When you know your current credit score, you can compare your number to the categories established by credit reporting companies. A poor credit score is generally below 550 and 600 or above is average.
Step 2: Look for Mistakes
Check your credit reports regularly to see if there are any irregularities or discrepancies in the report. Look to see all the accounts and entries on there and if you find an error, contact the reporting agency as soon as possible to correct it. This process requires you to have a lot persistence but it is worth it to get the errors fixed so that you can improve your credit score.
When you are checking your credit reports make sure that you are checking from all three of the major U.S. reporting agencies which are Experian, TransUnion, and Equifax. All three have different methods for collecting the data that makes up your credit reports so it is not guaranteed that your reports from each agency will look exactly alike.
Step 3: Consider Closing Accounts
If you have bank accounts that you no longer use, consider closing them. Perhaps you opened a line of credit at a store when you were 20 years old. If you were late on payments on that account, it can still be impacting your credit score now.
Multiple open lines of revolving credit, such as store credit cards, tend to suggest erratic credit behavior or a high utilization rate. If you have several old accounts that you do not use, it is worth closing them.
Before you go ahead and close those accounts, do your research and see how they affect your credit score. Accounts that are long standing that have been consistently paid on time and in full can improve your credit score, so you would benefit from keeping your longest running main accounts in good standing.

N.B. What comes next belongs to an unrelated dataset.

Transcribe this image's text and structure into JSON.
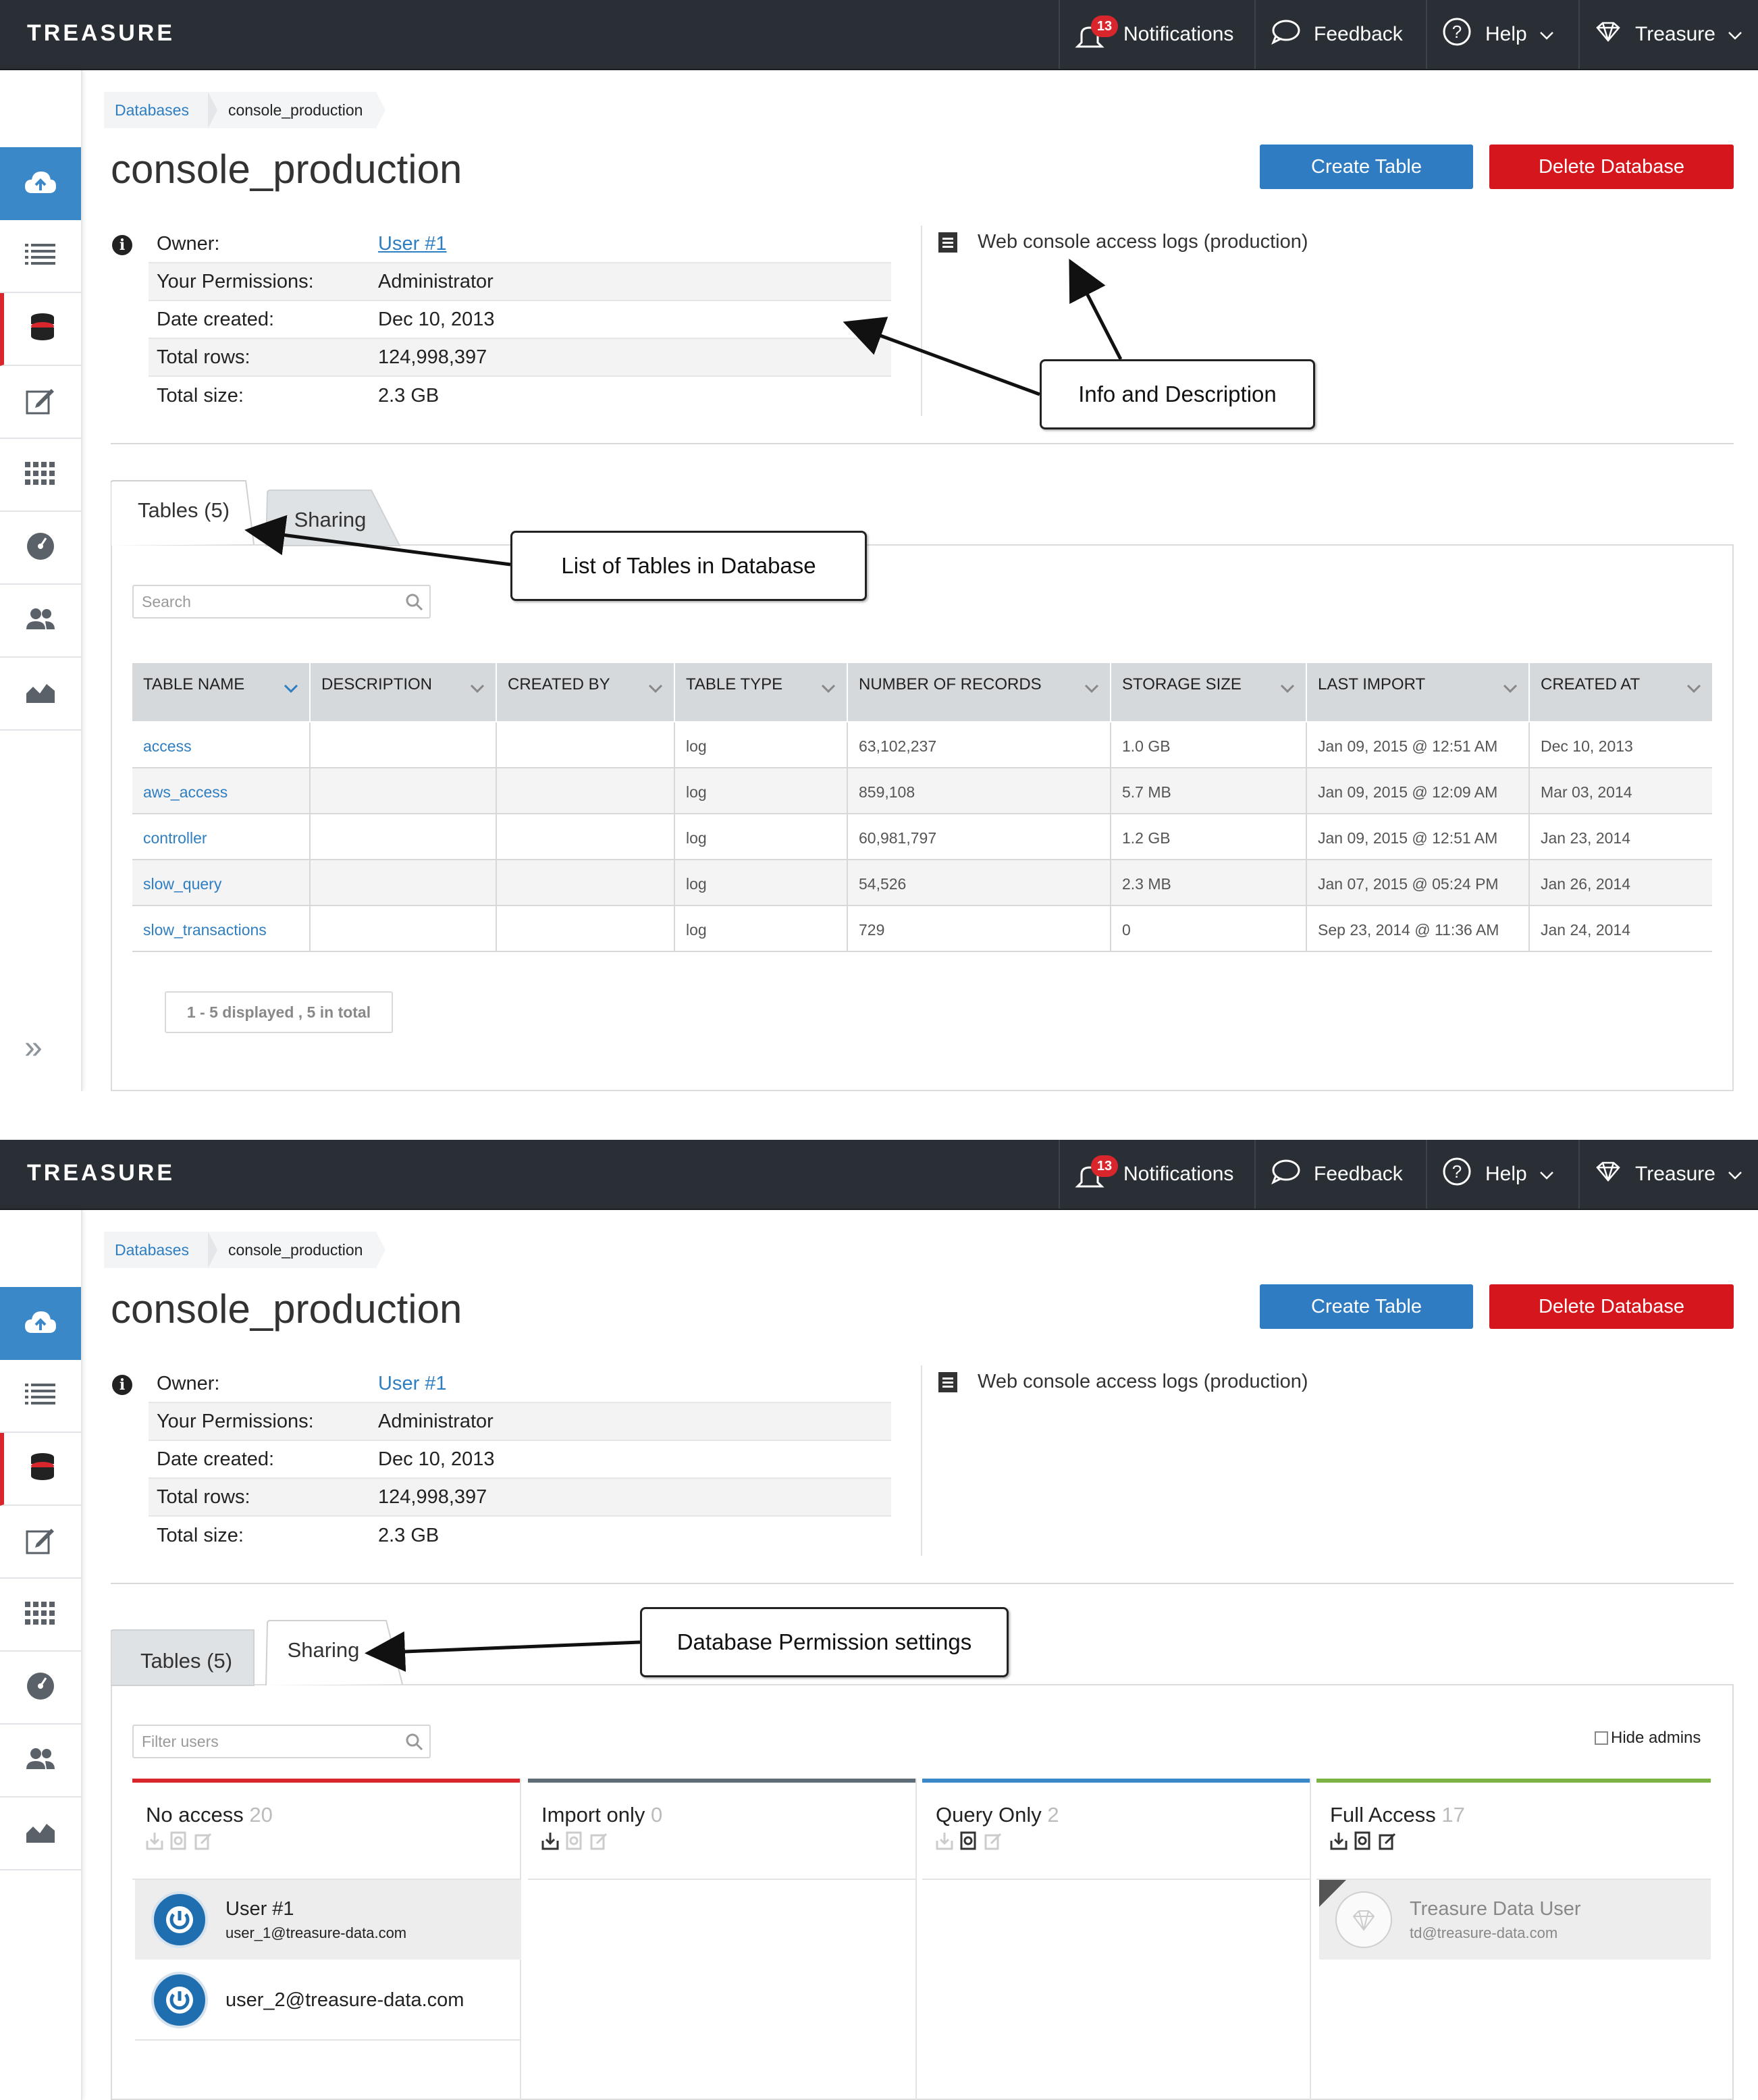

Step 4: Increase Your Limit
Your credit utilization rate can have a big impact on your credit score. If you are a loyal customer in good standing, talk to your credit card company about raising the limit on your credit. To improve your credit utilization rate, you need to keep operating day-today as if you have the same credit limit than that you did before.
Step 5: Raise Your Income
If building your credit score sufficiently to gain loan approval is your goal, you might need to take on another job or side hustle to pay down your debts. You might not be new to this because most entrepreneurs know all about having supplemental income.
Step 6: Revisit Your Credit Score Regularly
Even if you are following the steps above, raising your credit score does not happen overnight. It will take several months for you to fix your credit report, minimize your expenses, and pay down bad debts. It will take some effort for you to make some progress.
Make sure that you revisit your credit report regularly – at least every six months or so if you plan to apply for a business loan in the near future.
There are no shortcuts to building a perfect credit score. It does take some time, diligence, and commitment for you to make smart financial choices to keep your debts in check.